Filibeli, ıslahat ve yenilik için “içtihat” kurumunun işletilmesini savunur. Ona göre içtihat küçücük, fakat çok etkili bir kelimedir. “içtihat kapısı kapandı” demek ruhi ve toplumsala ihtiyaçlara çare arama kapısı kapandı demektir. Böyle bir söz, bir sosyal topluluğun dini hislerine ve ihtiyaçlarına idam hükmü vermekten başka bir mana taşımaz. Çünkü bu söz aynı zamanda tabii ve insani kanunları, zamanın ve çevrenin sürekli değişimini, gelişim ve ilerlemeyi, insanlığı inkâr etmek demektir. Oysa içtihadın zamanın ortaya çıkardığı ihtiyacı görmek anlamına geldiği bilinmelidir.

Dönemin İslamcılık akımına dâhil olan ve bu fikir etrafından görüşler beyan eden Filibeli, “Meclis-i Ali İçtihat” kurulu adından yüksek içtihat kurulunun oluşturulmasını ve bu kurulun dünyadaki meşhur Müslüman mütefekkirlerden oluşması gerektiğini söyler. Bunların yapacağı içtihatların Müslümanlar için yol gösterici olacağını söyleyen Filibeli, bu kurulun “Tevhid-i Mesahip” yani var olan mezheplerin incelenerek tek bir çatı altında toplanması gibi bir vazifesinin olduğunu da söylemektedir.

Filibeli’ye göre bu umumi mezhebin en belirgin vasfı “hikmet ve siret” olmasıdır. Ayrıntı kabilinden şekilciliğe dalarak dini hissi öldürmemelidir. Üzerinden durulacak en önemli konu “tevhidin” adam akıllı ortaya konması olmalıdır. İslam dünyası tenzih ve teşbih anlayışının getirdiği yanlış bir Allah tasavvuru ile sapmalara uğramıştır. Filibeli bu konuların ele alınması ile Müslümanların ontolojik tasavvurunu yeniden inşa etmek ister gibidir. Ona göre “Ne şöyledir ne de böyle” itikadi sapmalar olmuştur. Bir yanda boşluğa ulûhiyet atfedenler, diğer yanda insana, türbe ve hatıralara tapanlara kadar ontolojik denge bozulmuştur. Allah tasavvuru yara almıştır. Müslümanların zihninde “Arş denen yerde oturan bir tanrı” fikri yerleşmiştir.

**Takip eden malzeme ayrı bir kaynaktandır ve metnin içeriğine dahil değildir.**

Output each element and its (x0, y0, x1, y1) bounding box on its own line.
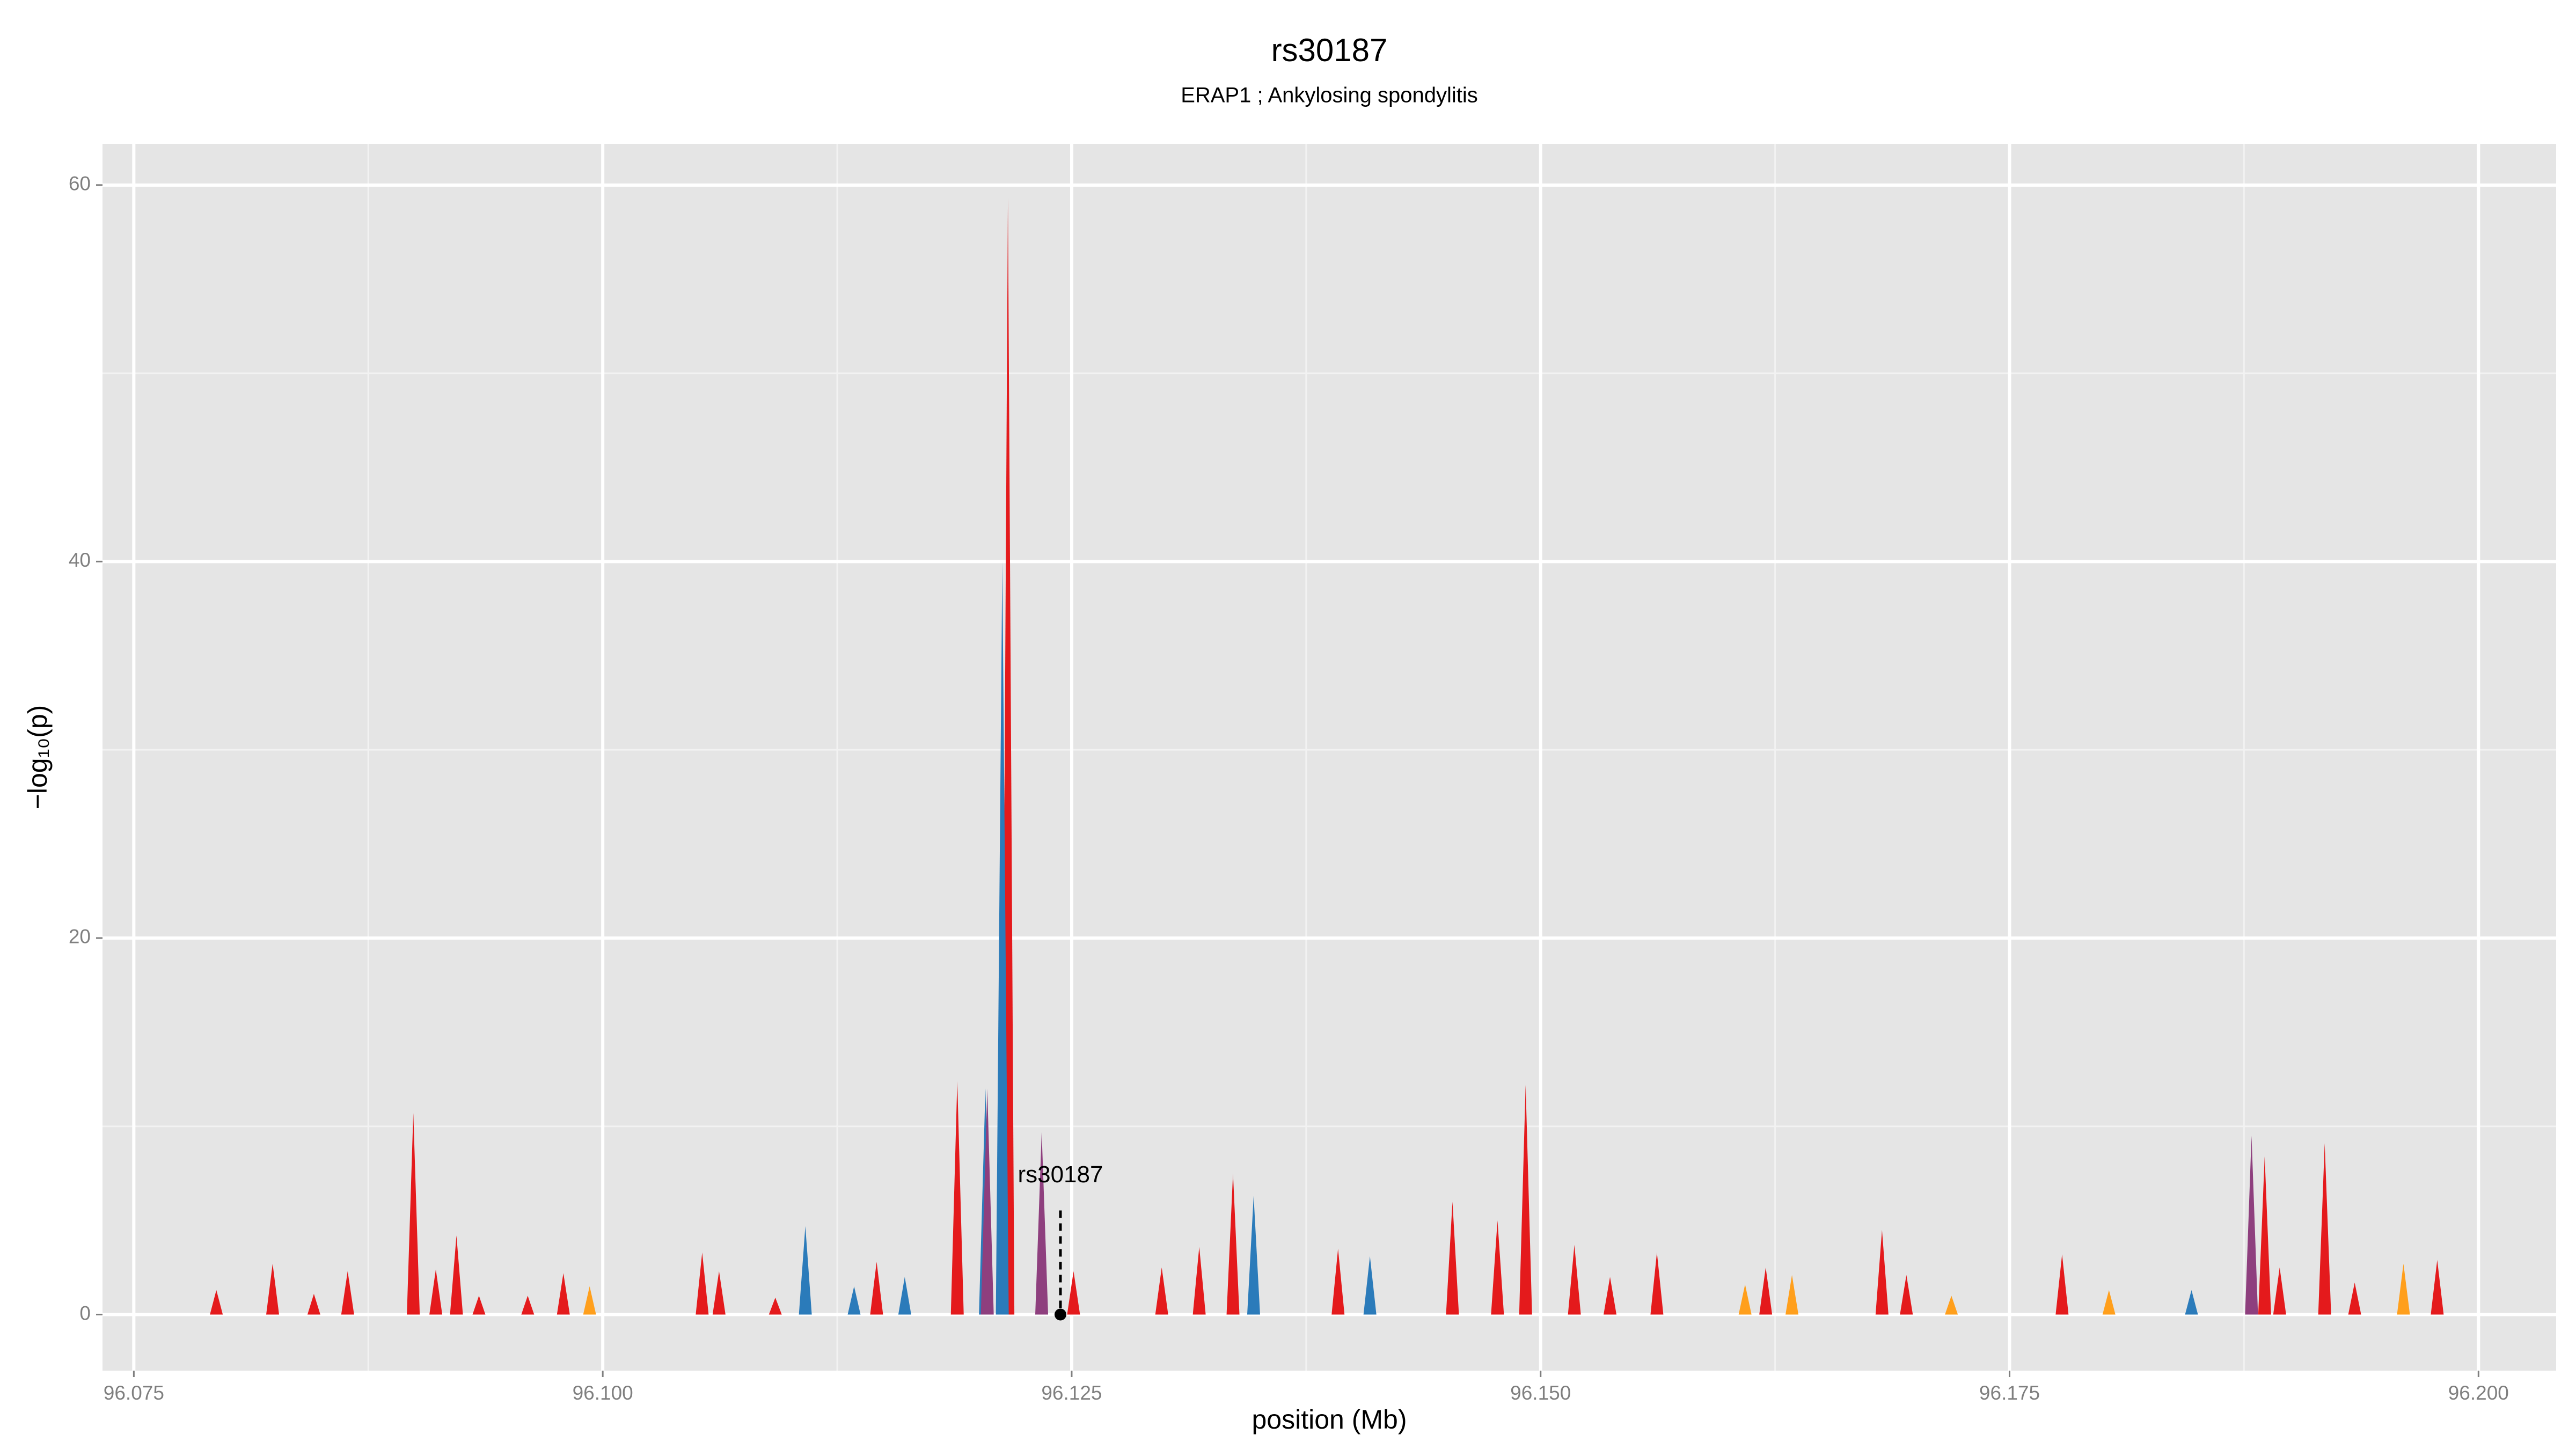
y-tick-label: 60 (69, 173, 91, 195)
peak (2245, 1136, 2258, 1315)
x-axis-label: position (Mb) (1252, 1404, 1407, 1435)
peak (2397, 1263, 2410, 1315)
peak (1738, 1284, 1752, 1315)
peak (1519, 1085, 1532, 1315)
peak (769, 1297, 782, 1315)
peak (2348, 1282, 2361, 1315)
peak (266, 1263, 280, 1315)
peak (210, 1290, 223, 1315)
peak (996, 561, 1009, 1315)
peak (847, 1286, 861, 1315)
annotation-label: rs30187 (1018, 1161, 1103, 1188)
peak (1363, 1256, 1377, 1315)
peak (2258, 1156, 2271, 1315)
peak (307, 1293, 320, 1315)
peak (1785, 1275, 1799, 1315)
peak (1759, 1267, 1773, 1315)
y-tick-label: 40 (69, 549, 91, 571)
peak (1446, 1202, 1459, 1315)
x-tick-label: 96.175 (1979, 1382, 2040, 1404)
peak (1067, 1271, 1080, 1315)
peak (2318, 1143, 2331, 1315)
peak (472, 1296, 486, 1315)
x-tick-label: 96.200 (2448, 1382, 2509, 1404)
x-tick-label: 96.100 (573, 1382, 633, 1404)
plot-background (103, 144, 2556, 1371)
peak (696, 1252, 709, 1315)
peak (1945, 1296, 1958, 1315)
peak (1035, 1132, 1049, 1315)
peak (521, 1296, 535, 1315)
peak (1604, 1277, 1617, 1315)
y-axis-label: −log₁₀(p) (23, 705, 53, 810)
peak (2431, 1260, 2444, 1315)
chart-title: rs30187 (1271, 32, 1388, 68)
peak (407, 1113, 420, 1315)
peak (1247, 1196, 1260, 1315)
x-tick-label: 96.125 (1041, 1382, 1102, 1404)
peak (429, 1269, 443, 1315)
y-tick-label: 20 (69, 926, 91, 948)
peak (1650, 1252, 1664, 1315)
peak (1331, 1248, 1345, 1315)
peak (2185, 1290, 2198, 1315)
x-tick-label: 96.150 (1510, 1382, 1571, 1404)
peak (2055, 1254, 2069, 1315)
peak (898, 1277, 911, 1315)
peak (950, 1081, 964, 1315)
peak (712, 1271, 726, 1315)
peak (1875, 1230, 1889, 1315)
peak (799, 1226, 812, 1315)
peak (557, 1273, 570, 1315)
peak (2102, 1290, 2116, 1315)
annotation-point (1054, 1308, 1066, 1321)
chart-subtitle: ERAP1 ; Ankylosing spondylitis (1181, 84, 1478, 107)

Eserleri: Abdülhamid ve Seyyid Muhammedü'l Mehdi ve Asr-ı Hamidi'de Alem-i İslâm ve Sunisîler (1325/1909), Tarih-i İslâm (2 cilt, 1326/1910), A'mak-ı Hayâl (1326), Vay Kız Beğciği Seviyor (1326), Öksüz Turgut (1326), İstibdadın Vahşetleri yahut Bir Fedainin Ölümü (1326), Allah-ı İnkar Mümkün müdür? Yahut Huzur-ı Fende Mesâlik-i Küfür (1327/1911), Felsefeden Birinci Kitap: İlm-i Ahval-i Ruh (1327), Yirminci Asırda Alem-i İslâm ve Avrupa (1327), Beşeriyetin Fahr-i Ebedisi Nebimizi Bilelim (h.1331/1915), Muhalefetin İflâsı (h.1331), Huzur-ı Akl ü Fende Maddîyyûn Meslek-i Dalâleti (h. 1332/1916), Yeni Akadi: Üssü İslâm (h.1332), Hangi Meslek-i Felsefeyi Kabul Etmeliyiz (1329/1913), Akvâm-ı Cihan (1329), Türk Ruhu Nasıl Yapılıyor? (1329), Türk Armağanı (ty.), Müslümanlar Dinleyiniz (ty.).